Led Misguided US Departure from Human Rights Council

U.S. Ambassador to the United Nations Nikki Haley speaks in the U.N. Security Council at U.N. headquarters in New York City, U.S., February 28, 2017. © 2017 Reuters

Nikki Haley, the US ambassador to the United Nations, will not be remembered as a staunch defender of human rights when she resigns at the end of the year. She vigorously defended egregious Israeli abuses like the unlawful use of lethal force that killed over 150 protesters in Gaza this year. But her main legacy will be leading the US withdrawal from the UN Human Rights Council, dismissing it as an ineffective institution that criticized Israel too much.

Many had hoped she would help the administration of President Donald Trump promote human rights abroad.
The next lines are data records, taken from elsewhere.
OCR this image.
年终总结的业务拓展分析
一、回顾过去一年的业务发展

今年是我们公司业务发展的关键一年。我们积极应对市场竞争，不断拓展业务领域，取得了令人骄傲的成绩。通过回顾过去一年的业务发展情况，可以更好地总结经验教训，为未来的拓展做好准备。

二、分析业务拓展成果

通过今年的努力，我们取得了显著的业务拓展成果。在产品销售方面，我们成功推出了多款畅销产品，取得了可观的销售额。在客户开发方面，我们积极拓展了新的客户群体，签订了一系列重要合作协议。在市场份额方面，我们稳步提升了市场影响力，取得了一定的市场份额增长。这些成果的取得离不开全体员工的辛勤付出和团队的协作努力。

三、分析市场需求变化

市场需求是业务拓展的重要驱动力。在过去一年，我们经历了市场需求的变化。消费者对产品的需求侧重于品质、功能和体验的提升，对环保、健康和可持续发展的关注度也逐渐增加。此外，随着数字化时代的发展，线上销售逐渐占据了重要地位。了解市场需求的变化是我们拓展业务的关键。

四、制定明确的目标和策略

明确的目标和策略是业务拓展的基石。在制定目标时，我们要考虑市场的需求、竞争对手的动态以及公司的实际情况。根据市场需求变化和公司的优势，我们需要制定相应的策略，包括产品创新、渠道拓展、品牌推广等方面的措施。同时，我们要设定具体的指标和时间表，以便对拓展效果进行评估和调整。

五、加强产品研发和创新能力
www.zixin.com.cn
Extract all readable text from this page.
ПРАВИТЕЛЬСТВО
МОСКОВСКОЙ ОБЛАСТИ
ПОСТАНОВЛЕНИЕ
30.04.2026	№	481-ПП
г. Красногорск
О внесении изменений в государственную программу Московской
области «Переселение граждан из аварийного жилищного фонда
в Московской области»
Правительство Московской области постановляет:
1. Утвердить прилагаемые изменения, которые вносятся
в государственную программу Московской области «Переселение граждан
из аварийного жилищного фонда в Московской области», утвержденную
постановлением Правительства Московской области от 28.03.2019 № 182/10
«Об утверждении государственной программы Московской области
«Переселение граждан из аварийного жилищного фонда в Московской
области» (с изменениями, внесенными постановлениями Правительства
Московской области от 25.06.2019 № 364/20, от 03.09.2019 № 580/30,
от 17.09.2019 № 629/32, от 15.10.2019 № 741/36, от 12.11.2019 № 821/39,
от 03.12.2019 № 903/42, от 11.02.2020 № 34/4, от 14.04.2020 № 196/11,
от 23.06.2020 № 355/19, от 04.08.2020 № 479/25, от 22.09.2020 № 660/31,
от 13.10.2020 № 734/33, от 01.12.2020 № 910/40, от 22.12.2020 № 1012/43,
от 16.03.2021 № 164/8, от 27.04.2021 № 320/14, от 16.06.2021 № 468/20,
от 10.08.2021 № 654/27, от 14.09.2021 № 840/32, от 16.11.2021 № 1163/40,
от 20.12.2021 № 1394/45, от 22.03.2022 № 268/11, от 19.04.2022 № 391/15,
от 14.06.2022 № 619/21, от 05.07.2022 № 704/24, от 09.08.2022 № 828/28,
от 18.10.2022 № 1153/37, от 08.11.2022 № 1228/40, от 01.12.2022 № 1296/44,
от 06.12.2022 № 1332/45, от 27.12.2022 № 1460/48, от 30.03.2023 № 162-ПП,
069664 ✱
After all, she had made a name for herself in 2015, when, as governor of South Carolina, she ordered the Confederate battle flag removed from the state capitol grounds after a mass shooting. Although she joined other Republican governors in opposing resettling Syrian refugees in her state, in 2016 she criticized presidential candidate Trump for his anti-immigration rhetoric. Haley wrote recently that she occasionally disagreed with Trump, though she offered no details.

As UN ambassador, Haley made important progress on several issues. She helped push the UN Security Council to impose an arms embargo on South Sudan. She urged the council to look hard at the crisis in Nicaragua. And she repeatedly asked the Democratic Republic of Congo’s President Joseph Kabila to curtail abuses against opponents and investigate the murder of two UN experts there.

When it comes to the Human Rights Council, Haley announced the US departure from the body in June, just days after the UN Office of the High Commissioner for Human Rights condemned Trump’s policy of separating children from their parents at the US-Mexico border. Haley called the council a “cesspool of bias,” and wrongly blamed Human Rights Watch, Amnesty International, and other human rights organizations for the US withdrawal when her ill-conceived attempts to “reform” the council received virtually no support from UN member states.

The Human Rights Council, like other UN bodies, has its shortcomings, including having serial rights violators like Saudi Arabia and China as members. Still, the council has had a positive impact, with or without US involvement. In last month’s session, it created a means to gather evidence and identify those responsible for the ethnic cleansing of the Rohingya population in Myanmar. It also adopted the first-ever UN resolution on Venezuela’s crisis, and renewed an investigation into rights abuses in Yemen.

Haley’s dismissal of what she calls the “so-called Human Rights Council” rings increasingly hollow.